December 1, 2022 – Masters Program

Training in December

We know that December is often a tough time to stick to your fitness routine. While there might be a lot of new year’s resolutions starting in a month, we want you to make the most of December and not forfeit 1/12 of your year. How can you do this? First, figure out your fitness priorities so you can make each training day successful while still navigating a busy December schedule. 

We are currently in the final 4-5 weeks of the cycle and some may stress about getting to every portion of every training day. We understand, though, that many may end up being short on time and not be able to get to all of the training listed in the program (kids are out of school, family is in town, traveling, etc). Those days do not have to be thought of as failures for your training. We just have to shift focus.  If or when that happens, just know your plan and how to make the most of your time that you have in the gym. Here are our suggestions for how to shift your focus if you find you are short on time for training: 

Step 1: Figure out what you need to work on most for the next season. This should be something that takes time for you to improve. So if you need to get stronger, prioritize the lifts. This will ensure you are getting this extra month of training on your strength. If it is your cardio that is a struggle then commit to certain progressions we are doing for Assault bike or Rowing or something similar. (Often found in the Invictus Athlete or Masters program) 

Step 2: Figure out how much time you will be able to commit to training per day on average.
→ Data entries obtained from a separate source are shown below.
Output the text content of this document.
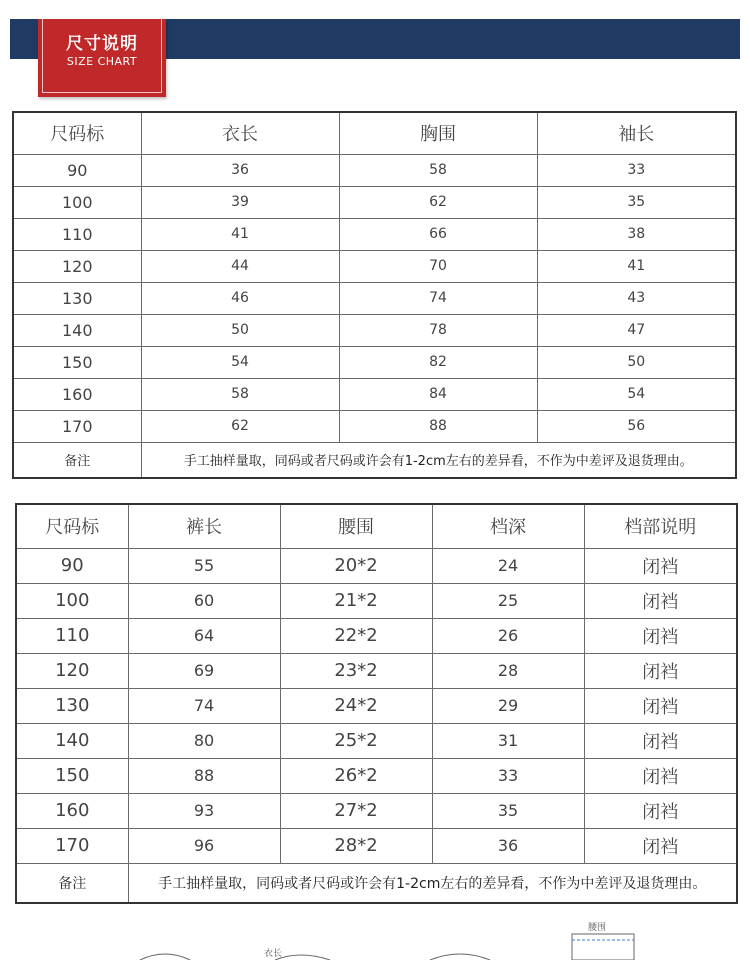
尺寸说明
SIZE CHART
尺码标	衣长	胸围	袖长
90	36	58	33
100	39	62	35
110	41	66	38
120	44	70	41
130	46	74	43
140	50	78	47
150	54	82	50
160	58	84	54
170	62	88	56
备注	手工抽样量取，同码或者尺码或许会有1-2cm左右的差异看，不作为中差评及退货理由。		
尺码标	裤长	腰围	档深	档部说明
90	55	20*2	24	闭裆
100	60	21*2	25	闭裆
110	64	22*2	26	闭裆
120	69	23*2	28	闭裆
130	74	24*2	29	闭裆
140	80	25*2	31	闭裆
150	88	26*2	33	闭裆
160	93	27*2	35	闭裆
170	96	28*2	36	闭裆
备注	手工抽样量取，同码或者尺码或许会有1-2cm左右的差异看，不作为中差评及退货理由。			
衣长
腰围
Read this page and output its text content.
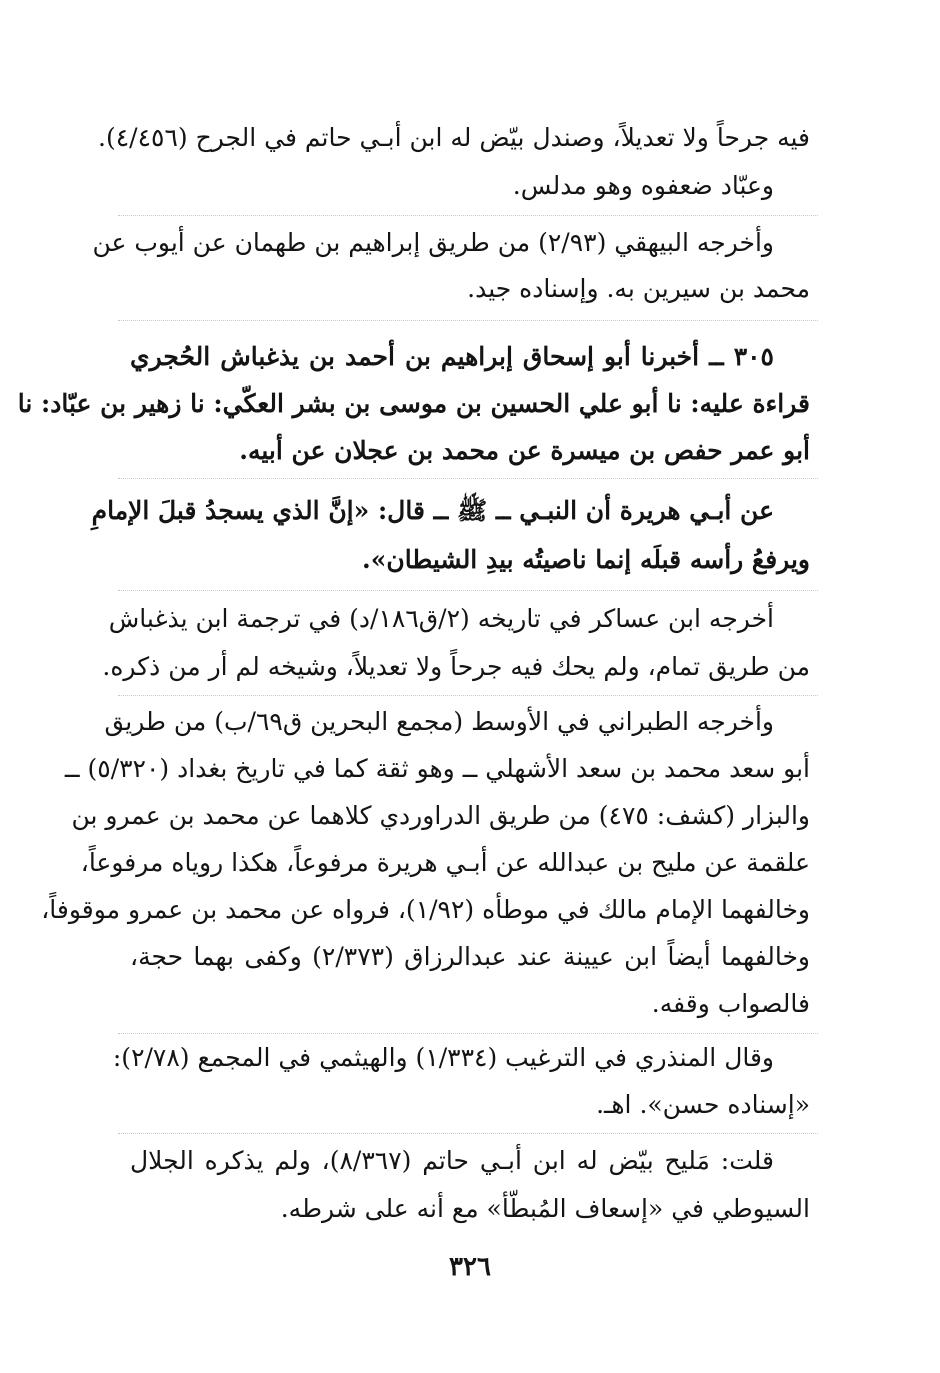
فيه جرحاً ولا تعديلاً، وصندل بيّض له ابن أبـي حاتم في الجرح (٤/٤٥٦).
وعبّاد ضعفوه وهو مدلس.
وأخرجه البيهقي (٢/٩٣) من طريق إبراهيم بن طهمان عن أيوب عن
محمد بن سيرين به. وإسناده جيد.
٣٠٥ ــ أخبرنا أبو إسحاق إبراهيم بن أحمد بن يذغباش الحُجري
قراءة عليه: نا أبو علي الحسين بن موسى بن بشر العكّي: نا زهير بن عبّاد: نا
أبو عمر حفص بن ميسرة عن محمد بن عجلان عن أبيه.
عن أبـي هريرة أن النبـي ــ ﷺ ــ قال: «إنَّ الذي يسجدُ قبلَ الإمامِ
ويرفعُ رأسه قبلَه إنما ناصيتُه بيدِ الشيطان».
أخرجه ابن عساكر في تاريخه (٢/ق١٨٦/د) في ترجمة ابن يذغباش
من طريق تمام، ولم يحك فيه جرحاً ولا تعديلاً، وشيخه لم أر من ذكره.
وأخرجه الطبراني في الأوسط (مجمع البحرين ق٦٩/ب) من طريق
أبو سعد محمد بن سعد الأشهلي ــ وهو ثقة كما في تاريخ بغداد (٥/٣٢٠) ــ
والبزار (كشف: ٤٧٥) من طريق الدراوردي كلاهما عن محمد بن عمرو بن
علقمة عن مليح بن عبدالله عن أبـي هريرة مرفوعاً، هكذا روياه مرفوعاً،
وخالفهما الإمام مالك في موطأه (١/٩٢)، فرواه عن محمد بن عمرو موقوفاً،
وخالفهما أيضاً ابن عيينة عند عبدالرزاق (٢/٣٧٣) وكفى بهما حجة،
فالصواب وقفه.
وقال المنذري في الترغيب (١/٣٣٤) والهيثمي في المجمع (٢/٧٨):
«إسناده حسن». اهـ.
قلت: مَليح بيّض له ابن أبـي حاتم (٨/٣٦٧)، ولم يذكره الجلال
السيوطي في «إسعاف المُبطّأ» مع أنه على شرطه.
٣٢٦
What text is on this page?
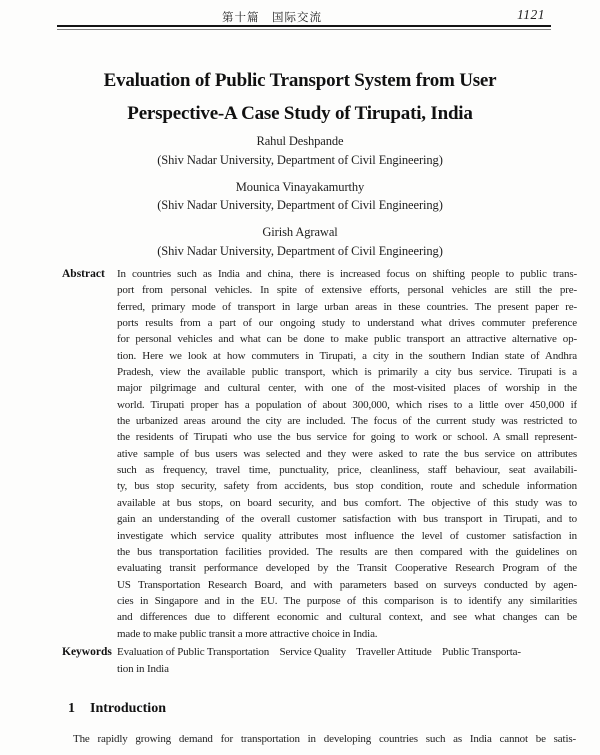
第十篇　国际交流	1121
Evaluation of Public Transport System from User
Perspective-A Case Study of Tirupati, India
Rahul Deshpande
(Shiv Nadar University, Department of Civil Engineering)
Mounica Vinayakamurthy
(Shiv Nadar University, Department of Civil Engineering)
Girish Agrawal
(Shiv Nadar University, Department of Civil Engineering)
Abstract	In countries such as India and china, there is increased focus on shifting people to public trans-
port from personal vehicles. In spite of extensive efforts, personal vehicles are still the pre-
ferred, primary mode of transport in large urban areas in these countries. The present paper re-
ports results from a part of our ongoing study to understand what drives commuter preference
for personal vehicles and what can be done to make public transport an attractive alternative op-
tion. Here we look at how commuters in Tirupati, a city in the southern Indian state of Andhra
Pradesh, view the available public transport, which is primarily a city bus service. Tirupati is a
major pilgrimage and cultural center, with one of the most-visited places of worship in the
world. Tirupati proper has a population of about 300,000, which rises to a little over 450,000 if
the urbanized areas around the city are included. The focus of the current study was restricted to
the residents of Tirupati who use the bus service for going to work or school. A small represent-
ative sample of bus users was selected and they were asked to rate the bus service on attributes
such as frequency, travel time, punctuality, price, cleanliness, staff behaviour, seat availabili-
ty, bus stop security, safety from accidents, bus stop condition, route and schedule information
available at bus stops, on board security, and bus comfort. The objective of this study was to
gain an understanding of the overall customer satisfaction with bus transport in Tirupati, and to
investigate which service quality attributes most influence the level of customer satisfaction in
the bus transportation facilities provided. The results are then compared with the guidelines on
evaluating transit performance developed by the Transit Cooperative Research Program of the
US Transportation Research Board, and with parameters based on surveys conducted by agen-
cies in Singapore and in the EU. The purpose of this comparison is to identify any similarities
and differences due to different economic and cultural context, and see what changes can be
made to make public transit a more attractive choice in India.
Keywords Evaluation of Public Transportation    Service Quality    Traveller Attitude    Public Transporta-
tion in India
1 Introduction
The rapidly growing demand for transportation in developing countries such as India cannot be satis-
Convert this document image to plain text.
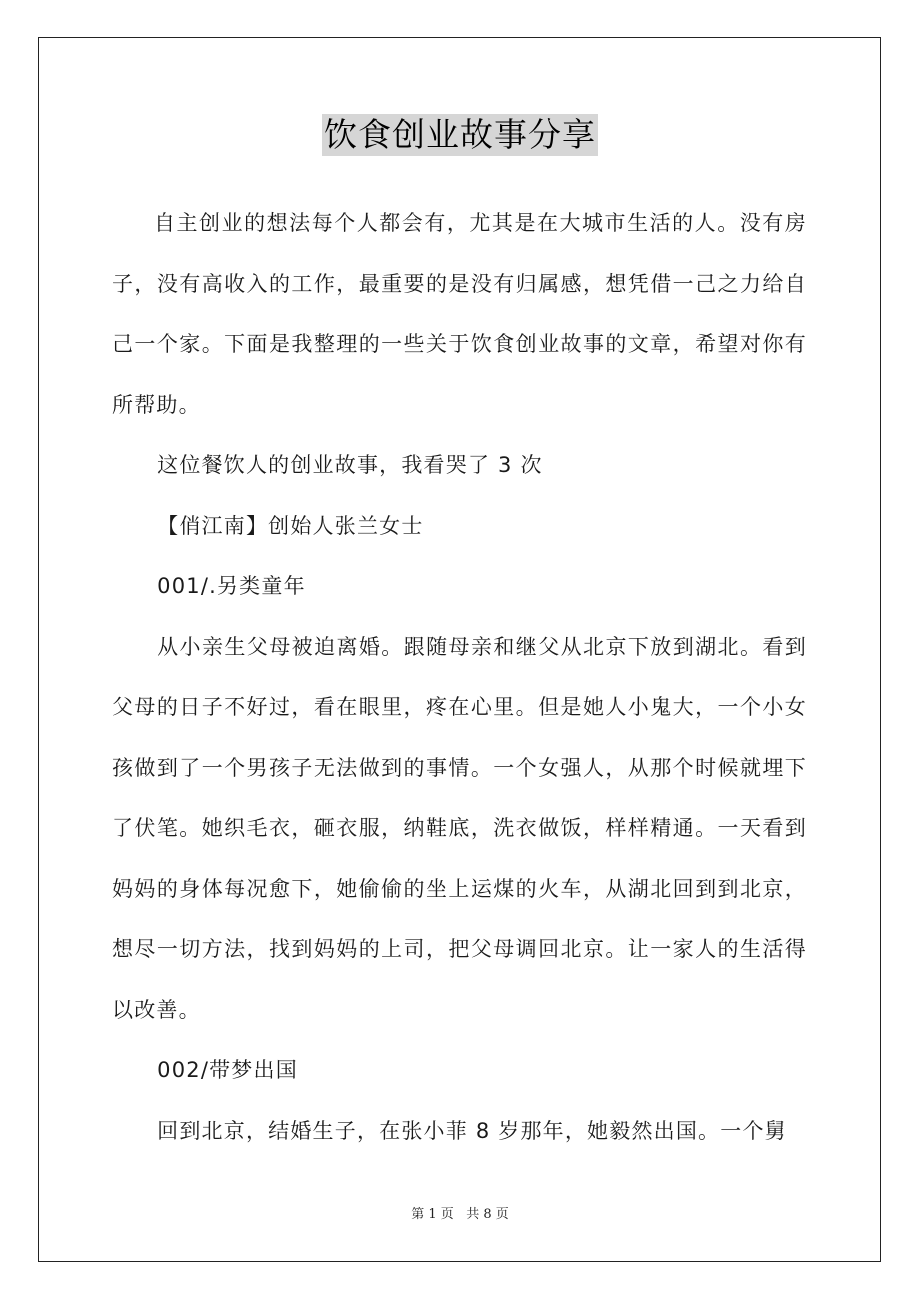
饮食创业故事分享

自主创业的想法每个人都会有，尤其是在大城市生活的人。没有房子，没有高收入的工作，最重要的是没有归属感，想凭借一己之力给自己一个家。下面是我整理的一些关于饮食创业故事的文章，希望对你有所帮助。

这位餐饮人的创业故事，我看哭了 3 次

【俏江南】创始人张兰女士

001/.另类童年

从小亲生父母被迫离婚。跟随母亲和继父从北京下放到湖北。看到父母的日子不好过，看在眼里，疼在心里。但是她人小鬼大，一个小女孩做到了一个男孩子无法做到的事情。一个女强人，从那个时候就埋下了伏笔。她织毛衣，砸衣服，纳鞋底，洗衣做饭，样样精通。一天看到妈妈的身体每况愈下，她偷偷的坐上运煤的火车，从湖北回到到北京，想尽一切方法，找到妈妈的上司，把父母调回北京。让一家人的生活得以改善。

002/带梦出国

回到北京，结婚生子，在张小菲 8 岁那年，她毅然出国。一个舅

第 1 页 共 8 页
Step 3: Identify the days that you know ahead of time will be tough.  This may be an office party that will interrupt your night time training or you are visiting family and will not be at your normal gym. Think of a solution ahead of time. That might mean you need to train in the morning, find a trial for a run or find a commercial gym to drop into. 

Step 4: Follow your plan. If you set a goal, know how much time you need, and make a plan to ensure you will have that time available to you. This will ensure that you are well on your way to a successful December and ahead of the game when it comes to New Years Resolutions! 

…….

Every athlete needs to assess how they are feeling today. Assess how your body has responded to Monday-Wednesdays sessions and either do the following:

1 – Take a full rest day. If this is the option you choose, then you are not allowed to feel guilty for not going into the gym. Resting is crucial to advancement in your training so if you choose to rest then have no regrets!
2 – Mobilize. Use your regular training time to mobilize. Find your problem areas and spend some time focusing on those areas.
3 – Active Recovery. This could be swimming, doing a trail run, a low intensity row session or spending time on low impact movements. Whatever activity you choose to do should be a restorative activity and not deplete you for the remaining week of training.

Optional Session
Spend 30-45 minutes doing cardio of choice (Row, BikeErg, Run, Swim, Assault/Echo Bike or SkiErg) at a Zone 2 pace. Feel free to mix and match modalities but the intention is to stay moving for 30-45 minutes while keeping the heart rate between 60-70% of your max heart rate.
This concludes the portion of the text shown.